Recent molecular work places Neopallasia as sister to a clade that includes Artemisia subgenera Dracunculus and Artemisia (Wang et al., 2022). No formal subgeneric categories are widely accepted, though some treatments have proposed informal groups based on leaf dissection. The genus was expanded in the latest World Flora Online checklist by reinstating Neopallasia sericea as a distinct species (WFO, 2024), a change supported by phylogenomic analyses (Garcia et al., 2017). Regional floras continue to treat several members within Artemisia sensu lato, highlighting lingering taxonomic uncertainty (POWO, 2024).

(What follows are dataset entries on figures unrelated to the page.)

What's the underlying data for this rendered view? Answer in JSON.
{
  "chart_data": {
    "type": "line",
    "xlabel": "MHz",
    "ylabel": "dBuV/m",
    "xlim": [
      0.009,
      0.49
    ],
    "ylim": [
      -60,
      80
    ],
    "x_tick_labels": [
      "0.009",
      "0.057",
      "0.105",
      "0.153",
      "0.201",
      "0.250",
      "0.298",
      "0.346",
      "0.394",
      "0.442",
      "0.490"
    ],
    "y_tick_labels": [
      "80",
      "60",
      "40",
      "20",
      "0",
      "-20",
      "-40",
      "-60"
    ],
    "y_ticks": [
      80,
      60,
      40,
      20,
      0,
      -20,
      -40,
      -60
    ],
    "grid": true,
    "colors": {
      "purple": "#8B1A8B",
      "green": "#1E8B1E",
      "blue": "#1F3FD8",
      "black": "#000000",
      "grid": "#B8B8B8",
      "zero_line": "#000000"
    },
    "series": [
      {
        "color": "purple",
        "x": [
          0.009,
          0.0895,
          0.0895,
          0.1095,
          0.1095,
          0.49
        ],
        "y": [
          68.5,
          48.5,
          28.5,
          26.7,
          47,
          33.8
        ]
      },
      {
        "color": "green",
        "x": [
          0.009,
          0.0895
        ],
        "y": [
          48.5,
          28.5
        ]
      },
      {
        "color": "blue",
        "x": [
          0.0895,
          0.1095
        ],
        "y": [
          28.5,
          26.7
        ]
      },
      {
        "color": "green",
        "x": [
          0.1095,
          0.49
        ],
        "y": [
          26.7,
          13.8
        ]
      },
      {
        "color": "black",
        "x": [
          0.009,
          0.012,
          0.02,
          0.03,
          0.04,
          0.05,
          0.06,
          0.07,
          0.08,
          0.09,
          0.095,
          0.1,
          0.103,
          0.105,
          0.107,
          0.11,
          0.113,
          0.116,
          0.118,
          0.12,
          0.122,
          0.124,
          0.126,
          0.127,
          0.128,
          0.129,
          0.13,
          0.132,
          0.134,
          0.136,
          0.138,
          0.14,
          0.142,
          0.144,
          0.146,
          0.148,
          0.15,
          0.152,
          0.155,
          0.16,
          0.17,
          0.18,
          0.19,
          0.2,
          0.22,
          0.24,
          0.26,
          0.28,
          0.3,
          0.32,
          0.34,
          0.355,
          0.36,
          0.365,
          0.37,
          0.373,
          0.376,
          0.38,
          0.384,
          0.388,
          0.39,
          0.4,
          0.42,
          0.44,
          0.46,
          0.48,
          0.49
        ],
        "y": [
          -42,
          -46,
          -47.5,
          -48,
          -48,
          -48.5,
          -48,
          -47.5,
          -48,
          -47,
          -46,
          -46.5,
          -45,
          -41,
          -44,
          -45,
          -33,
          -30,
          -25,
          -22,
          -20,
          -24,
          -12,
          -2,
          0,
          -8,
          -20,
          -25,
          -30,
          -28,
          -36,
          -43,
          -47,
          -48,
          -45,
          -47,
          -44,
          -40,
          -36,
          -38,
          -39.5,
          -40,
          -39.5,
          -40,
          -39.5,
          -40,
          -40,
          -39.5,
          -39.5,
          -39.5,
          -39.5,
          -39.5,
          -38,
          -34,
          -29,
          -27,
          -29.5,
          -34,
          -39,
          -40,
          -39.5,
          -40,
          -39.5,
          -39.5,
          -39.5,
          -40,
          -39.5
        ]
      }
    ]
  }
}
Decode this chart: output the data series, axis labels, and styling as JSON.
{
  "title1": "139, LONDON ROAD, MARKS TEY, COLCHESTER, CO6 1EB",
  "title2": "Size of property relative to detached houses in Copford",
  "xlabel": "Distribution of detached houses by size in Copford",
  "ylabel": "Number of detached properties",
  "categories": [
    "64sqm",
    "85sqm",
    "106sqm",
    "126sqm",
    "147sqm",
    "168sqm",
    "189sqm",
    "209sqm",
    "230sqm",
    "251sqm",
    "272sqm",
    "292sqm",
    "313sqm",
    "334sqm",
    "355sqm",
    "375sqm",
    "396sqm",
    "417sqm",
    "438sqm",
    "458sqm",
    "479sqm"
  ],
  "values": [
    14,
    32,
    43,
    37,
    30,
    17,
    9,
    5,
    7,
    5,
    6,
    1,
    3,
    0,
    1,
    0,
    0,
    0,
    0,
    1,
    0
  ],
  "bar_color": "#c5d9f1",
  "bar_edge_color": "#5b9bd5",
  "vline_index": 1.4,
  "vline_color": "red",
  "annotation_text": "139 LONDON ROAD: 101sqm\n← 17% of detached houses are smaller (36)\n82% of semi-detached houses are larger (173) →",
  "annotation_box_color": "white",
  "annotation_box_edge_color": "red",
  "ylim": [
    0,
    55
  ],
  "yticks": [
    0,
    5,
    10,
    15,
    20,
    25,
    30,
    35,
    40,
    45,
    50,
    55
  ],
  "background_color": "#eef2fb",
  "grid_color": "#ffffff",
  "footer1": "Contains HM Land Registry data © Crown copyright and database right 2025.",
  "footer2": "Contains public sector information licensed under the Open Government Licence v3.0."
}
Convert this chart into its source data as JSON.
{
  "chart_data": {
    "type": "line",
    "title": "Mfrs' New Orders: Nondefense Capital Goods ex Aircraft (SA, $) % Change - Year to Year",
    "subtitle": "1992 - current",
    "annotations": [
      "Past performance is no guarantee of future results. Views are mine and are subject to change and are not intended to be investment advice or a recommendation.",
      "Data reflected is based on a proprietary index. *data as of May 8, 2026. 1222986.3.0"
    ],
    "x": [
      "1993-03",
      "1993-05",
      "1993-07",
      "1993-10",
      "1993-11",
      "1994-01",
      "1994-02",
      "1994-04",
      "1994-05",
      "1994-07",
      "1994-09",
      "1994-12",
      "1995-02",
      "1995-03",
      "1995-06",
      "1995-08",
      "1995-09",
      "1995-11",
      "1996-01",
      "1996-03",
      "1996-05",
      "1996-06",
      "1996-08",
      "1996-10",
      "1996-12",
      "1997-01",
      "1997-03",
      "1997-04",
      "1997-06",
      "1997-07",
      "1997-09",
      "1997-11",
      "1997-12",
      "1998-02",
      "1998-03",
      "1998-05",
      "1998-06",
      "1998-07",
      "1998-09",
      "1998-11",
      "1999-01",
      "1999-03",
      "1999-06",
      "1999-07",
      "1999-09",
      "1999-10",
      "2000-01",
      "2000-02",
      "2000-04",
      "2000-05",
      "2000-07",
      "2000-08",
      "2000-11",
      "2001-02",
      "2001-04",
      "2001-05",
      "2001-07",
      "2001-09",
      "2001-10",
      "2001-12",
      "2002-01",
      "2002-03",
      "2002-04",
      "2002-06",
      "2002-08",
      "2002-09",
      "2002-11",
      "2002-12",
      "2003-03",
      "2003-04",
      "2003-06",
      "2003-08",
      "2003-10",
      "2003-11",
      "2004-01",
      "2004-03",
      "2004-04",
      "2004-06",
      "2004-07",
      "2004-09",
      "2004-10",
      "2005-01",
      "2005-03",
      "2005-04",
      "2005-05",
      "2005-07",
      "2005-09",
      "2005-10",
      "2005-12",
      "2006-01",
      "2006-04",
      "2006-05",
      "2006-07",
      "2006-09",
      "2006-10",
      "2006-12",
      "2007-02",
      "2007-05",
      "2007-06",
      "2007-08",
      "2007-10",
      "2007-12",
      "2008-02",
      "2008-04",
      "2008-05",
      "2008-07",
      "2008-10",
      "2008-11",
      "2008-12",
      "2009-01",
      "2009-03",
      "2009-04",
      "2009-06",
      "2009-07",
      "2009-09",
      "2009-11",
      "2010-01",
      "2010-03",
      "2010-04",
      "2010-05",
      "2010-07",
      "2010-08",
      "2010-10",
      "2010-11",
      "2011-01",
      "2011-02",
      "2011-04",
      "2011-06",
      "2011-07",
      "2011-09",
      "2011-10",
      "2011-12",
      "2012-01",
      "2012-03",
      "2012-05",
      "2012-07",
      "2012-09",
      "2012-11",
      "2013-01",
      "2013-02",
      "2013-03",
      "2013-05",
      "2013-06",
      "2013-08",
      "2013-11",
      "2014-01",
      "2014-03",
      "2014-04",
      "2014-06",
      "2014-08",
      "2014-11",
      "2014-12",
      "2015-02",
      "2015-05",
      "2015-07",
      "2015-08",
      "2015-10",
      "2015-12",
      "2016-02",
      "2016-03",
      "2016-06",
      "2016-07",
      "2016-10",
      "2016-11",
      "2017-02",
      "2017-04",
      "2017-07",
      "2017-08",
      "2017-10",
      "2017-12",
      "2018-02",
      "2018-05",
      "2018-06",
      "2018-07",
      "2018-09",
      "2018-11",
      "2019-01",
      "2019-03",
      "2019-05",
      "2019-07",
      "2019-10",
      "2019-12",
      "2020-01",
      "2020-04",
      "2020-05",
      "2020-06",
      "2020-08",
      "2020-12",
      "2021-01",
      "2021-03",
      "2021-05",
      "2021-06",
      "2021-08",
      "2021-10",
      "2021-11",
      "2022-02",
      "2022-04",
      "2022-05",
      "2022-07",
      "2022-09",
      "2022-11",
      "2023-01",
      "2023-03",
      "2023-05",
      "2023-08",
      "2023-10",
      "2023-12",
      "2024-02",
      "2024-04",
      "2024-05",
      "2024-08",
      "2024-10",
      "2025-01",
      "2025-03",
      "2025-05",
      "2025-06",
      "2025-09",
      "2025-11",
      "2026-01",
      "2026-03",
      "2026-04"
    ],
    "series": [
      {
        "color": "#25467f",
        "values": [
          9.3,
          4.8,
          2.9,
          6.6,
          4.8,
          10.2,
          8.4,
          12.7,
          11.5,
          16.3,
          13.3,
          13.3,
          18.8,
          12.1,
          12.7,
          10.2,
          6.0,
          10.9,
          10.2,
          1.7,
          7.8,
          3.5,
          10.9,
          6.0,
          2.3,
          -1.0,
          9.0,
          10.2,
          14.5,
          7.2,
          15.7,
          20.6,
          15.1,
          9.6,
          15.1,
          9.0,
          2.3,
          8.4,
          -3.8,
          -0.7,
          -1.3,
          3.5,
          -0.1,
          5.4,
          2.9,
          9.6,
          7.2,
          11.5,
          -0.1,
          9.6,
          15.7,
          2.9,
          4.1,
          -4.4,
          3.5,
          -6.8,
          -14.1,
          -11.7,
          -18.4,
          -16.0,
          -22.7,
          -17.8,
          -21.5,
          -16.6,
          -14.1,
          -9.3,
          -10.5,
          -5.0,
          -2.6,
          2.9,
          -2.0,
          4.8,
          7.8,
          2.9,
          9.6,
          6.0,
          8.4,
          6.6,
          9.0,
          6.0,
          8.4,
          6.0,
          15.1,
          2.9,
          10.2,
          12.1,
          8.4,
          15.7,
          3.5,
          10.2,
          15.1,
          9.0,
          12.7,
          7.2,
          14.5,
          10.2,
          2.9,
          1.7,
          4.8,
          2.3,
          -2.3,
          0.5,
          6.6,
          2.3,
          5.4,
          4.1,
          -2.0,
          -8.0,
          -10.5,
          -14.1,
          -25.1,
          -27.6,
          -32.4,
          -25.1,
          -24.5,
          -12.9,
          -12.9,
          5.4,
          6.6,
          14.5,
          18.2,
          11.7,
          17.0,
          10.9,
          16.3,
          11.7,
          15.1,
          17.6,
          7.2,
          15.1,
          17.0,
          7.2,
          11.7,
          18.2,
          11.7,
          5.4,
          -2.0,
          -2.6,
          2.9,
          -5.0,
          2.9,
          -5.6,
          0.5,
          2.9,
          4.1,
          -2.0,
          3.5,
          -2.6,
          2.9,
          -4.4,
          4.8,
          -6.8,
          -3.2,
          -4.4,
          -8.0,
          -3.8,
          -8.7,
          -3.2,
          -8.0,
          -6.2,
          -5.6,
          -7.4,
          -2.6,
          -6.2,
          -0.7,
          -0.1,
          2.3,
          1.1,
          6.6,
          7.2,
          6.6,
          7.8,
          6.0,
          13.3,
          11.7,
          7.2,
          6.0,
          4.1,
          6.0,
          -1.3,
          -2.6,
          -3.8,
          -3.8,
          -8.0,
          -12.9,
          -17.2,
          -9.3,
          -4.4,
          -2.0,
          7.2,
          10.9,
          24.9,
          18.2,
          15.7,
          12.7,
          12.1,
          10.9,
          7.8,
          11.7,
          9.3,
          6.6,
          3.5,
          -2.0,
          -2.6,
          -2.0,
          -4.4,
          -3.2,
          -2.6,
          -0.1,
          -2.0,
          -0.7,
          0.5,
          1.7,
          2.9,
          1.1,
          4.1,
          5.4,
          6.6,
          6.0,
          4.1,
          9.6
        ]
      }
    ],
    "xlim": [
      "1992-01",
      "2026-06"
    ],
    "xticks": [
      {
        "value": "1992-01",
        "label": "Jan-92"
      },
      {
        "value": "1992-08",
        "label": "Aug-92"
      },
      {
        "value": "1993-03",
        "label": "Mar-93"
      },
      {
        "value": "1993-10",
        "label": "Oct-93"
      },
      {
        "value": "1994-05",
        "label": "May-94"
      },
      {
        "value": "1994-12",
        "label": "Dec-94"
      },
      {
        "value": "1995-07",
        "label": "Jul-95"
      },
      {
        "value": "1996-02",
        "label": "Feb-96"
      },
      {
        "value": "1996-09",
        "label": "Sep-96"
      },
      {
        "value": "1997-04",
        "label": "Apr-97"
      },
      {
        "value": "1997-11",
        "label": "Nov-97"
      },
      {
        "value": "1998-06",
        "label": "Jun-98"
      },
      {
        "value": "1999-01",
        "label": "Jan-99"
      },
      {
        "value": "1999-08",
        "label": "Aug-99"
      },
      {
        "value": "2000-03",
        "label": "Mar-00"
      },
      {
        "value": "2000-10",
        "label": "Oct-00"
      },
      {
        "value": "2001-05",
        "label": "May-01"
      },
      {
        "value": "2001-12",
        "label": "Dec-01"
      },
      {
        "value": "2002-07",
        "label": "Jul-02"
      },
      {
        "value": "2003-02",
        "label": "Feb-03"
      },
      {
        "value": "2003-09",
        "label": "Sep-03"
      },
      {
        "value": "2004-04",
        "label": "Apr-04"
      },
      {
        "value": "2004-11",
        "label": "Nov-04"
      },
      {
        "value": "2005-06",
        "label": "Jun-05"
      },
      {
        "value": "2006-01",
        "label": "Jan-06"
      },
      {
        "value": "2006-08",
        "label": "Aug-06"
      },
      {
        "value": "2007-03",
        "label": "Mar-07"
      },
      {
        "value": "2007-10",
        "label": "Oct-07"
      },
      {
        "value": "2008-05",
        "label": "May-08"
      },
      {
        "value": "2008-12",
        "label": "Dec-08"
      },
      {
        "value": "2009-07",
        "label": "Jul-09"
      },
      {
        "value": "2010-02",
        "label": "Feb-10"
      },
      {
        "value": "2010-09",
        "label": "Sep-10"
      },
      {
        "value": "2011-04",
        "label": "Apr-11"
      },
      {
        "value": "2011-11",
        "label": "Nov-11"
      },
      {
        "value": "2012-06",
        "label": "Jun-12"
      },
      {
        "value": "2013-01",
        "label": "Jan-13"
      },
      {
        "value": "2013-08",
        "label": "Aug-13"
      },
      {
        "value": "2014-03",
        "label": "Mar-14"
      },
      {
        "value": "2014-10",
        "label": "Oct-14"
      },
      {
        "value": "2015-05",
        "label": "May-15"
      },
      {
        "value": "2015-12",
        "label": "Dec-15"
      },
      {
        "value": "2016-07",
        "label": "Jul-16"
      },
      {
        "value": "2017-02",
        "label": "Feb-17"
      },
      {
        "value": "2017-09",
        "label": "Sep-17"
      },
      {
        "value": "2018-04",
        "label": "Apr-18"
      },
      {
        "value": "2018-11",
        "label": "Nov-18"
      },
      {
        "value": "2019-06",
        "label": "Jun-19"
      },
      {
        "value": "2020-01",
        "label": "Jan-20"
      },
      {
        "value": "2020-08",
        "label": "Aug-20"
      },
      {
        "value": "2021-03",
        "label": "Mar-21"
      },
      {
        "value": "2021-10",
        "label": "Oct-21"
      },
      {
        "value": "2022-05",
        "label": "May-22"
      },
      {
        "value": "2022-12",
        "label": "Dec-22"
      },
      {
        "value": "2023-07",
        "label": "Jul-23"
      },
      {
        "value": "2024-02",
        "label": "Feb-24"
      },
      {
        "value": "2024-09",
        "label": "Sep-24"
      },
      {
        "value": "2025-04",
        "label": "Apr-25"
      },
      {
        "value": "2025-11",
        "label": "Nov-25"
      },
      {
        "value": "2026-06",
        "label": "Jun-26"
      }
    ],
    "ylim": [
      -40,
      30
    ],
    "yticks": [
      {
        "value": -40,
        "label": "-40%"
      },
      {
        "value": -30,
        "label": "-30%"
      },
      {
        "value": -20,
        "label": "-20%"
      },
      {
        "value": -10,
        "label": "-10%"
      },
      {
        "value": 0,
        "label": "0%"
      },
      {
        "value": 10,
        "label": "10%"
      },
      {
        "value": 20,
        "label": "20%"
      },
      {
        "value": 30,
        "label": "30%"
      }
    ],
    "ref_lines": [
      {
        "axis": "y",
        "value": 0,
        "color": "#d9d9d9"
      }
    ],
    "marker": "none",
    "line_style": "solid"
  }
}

The genus has limited horticultural use; a few silvery‑leaved selections are employed in xeriscape designs for their drought resilience (Garcia et al., 2017). It plays a modest role in grazing, with palatable foliage occasionally consumed by livestock, but it is not a major forage species.

Conservation data are sparse; most species lack IUCN assessments, and localized threats from overgrazing, mining and habitat fragmentation are documented for N. tibetica (Wang et al., 2022). Future taxonomic revisions incorporating high‑throughput phylogenomics will likely clarify species boundaries and guide conservation priorities for the genus.